Toll-like receptors (TLRs) are the archetypal pattern-recognition receptors in sensing foreign pathogens. In this report, two alternative splicing isoforms of TLR9 (named PcTLR9A and PcTLR9B) cDNA were cloned from the large yellow croaker, Pseudosciaena crocea. The full-length cDNA of PcTLR9A was of 3637bp, including a 5′-terminal untranslated region (UTR) of 111bp, 3′-terminal UTR of 355bp and an open reading frame (ORF) of 3171bp encoding a polypeptide of 1056 amino acids. However, the full-length cDNA of PcTLR9B was 119bp longer than that of PcTLR9A from the position of 3079–3197bp, which encoded a polypeptide of 1006 amino acids. Both of the PcTLR9A and PcTLR9B contained 12 typical structures of leucine-rich repeats (LRRs), an LRRTYP and an LRRCT in the extracellular region and a conservative Toll/IL-1R (TIR) domain in the intracellular region. However, compared to PcTLR9A, conservative Box 3 was absent in PcTLR9B TIR domain. Quantitative real-time reverse transcription PCR analysis revealed a broad expression of PcTLR9A and PcTLR9B with the highest expression in spleen and the weakest expression in muscle. Expression of PcTLR9A and PcTLR9B after stimulation with formalin-inactivated Gram-negative bacterium Vibrio parahaemolyticus was tested in blood, spleen and liver.

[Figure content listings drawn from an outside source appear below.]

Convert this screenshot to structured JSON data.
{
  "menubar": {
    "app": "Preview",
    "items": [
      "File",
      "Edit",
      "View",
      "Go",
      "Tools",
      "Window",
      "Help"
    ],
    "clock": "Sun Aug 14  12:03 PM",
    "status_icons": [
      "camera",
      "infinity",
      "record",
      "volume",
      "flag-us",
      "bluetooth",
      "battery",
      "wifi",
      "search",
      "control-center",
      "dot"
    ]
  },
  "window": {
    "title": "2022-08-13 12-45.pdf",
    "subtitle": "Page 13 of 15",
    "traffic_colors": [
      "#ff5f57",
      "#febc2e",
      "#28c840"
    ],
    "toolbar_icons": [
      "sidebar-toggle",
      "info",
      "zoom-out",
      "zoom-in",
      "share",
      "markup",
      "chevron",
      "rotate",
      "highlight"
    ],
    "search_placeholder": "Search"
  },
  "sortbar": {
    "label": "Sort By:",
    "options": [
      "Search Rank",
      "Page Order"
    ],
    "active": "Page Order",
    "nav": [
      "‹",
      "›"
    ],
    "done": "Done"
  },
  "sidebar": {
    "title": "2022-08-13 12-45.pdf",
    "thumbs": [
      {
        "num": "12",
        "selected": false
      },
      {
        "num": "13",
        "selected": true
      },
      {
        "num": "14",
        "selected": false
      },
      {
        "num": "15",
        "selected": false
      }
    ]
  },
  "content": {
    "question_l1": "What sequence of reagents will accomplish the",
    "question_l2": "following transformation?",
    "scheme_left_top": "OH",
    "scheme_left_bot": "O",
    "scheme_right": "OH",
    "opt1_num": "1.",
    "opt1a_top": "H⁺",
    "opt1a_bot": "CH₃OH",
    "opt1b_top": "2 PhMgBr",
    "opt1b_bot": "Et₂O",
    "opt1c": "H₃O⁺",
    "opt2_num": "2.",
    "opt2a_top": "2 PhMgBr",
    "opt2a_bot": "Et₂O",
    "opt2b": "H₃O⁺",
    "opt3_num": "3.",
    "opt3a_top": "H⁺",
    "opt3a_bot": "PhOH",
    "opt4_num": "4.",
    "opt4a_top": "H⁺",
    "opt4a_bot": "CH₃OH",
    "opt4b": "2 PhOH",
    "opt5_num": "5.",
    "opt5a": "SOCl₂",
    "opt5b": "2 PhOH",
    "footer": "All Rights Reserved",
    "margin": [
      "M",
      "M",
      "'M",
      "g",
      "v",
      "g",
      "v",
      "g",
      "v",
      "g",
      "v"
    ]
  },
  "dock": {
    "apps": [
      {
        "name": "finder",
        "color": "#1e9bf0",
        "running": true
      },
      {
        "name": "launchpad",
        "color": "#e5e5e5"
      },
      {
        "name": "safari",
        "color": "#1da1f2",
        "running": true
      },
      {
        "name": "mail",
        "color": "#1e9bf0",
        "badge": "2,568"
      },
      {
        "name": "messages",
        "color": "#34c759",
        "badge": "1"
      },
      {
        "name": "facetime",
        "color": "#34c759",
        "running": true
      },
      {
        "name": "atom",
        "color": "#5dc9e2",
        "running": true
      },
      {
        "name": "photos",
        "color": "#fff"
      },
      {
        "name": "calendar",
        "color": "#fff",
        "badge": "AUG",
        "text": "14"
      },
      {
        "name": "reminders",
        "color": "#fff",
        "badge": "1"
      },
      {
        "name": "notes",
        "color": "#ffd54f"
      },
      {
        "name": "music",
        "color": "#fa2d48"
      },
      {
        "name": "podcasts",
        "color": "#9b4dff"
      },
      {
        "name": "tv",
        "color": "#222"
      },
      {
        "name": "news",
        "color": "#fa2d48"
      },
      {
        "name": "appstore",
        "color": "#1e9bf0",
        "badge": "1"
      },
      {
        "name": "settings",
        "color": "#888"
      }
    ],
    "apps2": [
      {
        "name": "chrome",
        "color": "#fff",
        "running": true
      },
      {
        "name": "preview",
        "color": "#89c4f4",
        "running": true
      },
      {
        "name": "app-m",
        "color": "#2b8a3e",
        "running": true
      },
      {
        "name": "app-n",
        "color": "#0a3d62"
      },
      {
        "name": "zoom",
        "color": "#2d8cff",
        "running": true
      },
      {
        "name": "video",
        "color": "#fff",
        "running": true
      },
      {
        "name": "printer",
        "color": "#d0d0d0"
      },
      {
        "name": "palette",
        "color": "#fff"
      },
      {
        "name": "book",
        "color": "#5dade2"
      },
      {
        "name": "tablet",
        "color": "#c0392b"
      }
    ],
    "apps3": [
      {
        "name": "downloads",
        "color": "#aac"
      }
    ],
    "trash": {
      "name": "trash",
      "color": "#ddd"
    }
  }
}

This indicated that the highest expression was 3.3 times (at 24h) as much as that in the control in the spleen (p<0.05) and the lowest expression of PcTLR9A was 1/4 times (at 3h) of that in the control in the liver (p<0.05). PcTLR9B showed a similar expression pattern to PcTLR9A post-injection. These results suggested that both PcTLR9A and PcTLR9B might play an important role in large yellow croaker defense against pathogenic infection.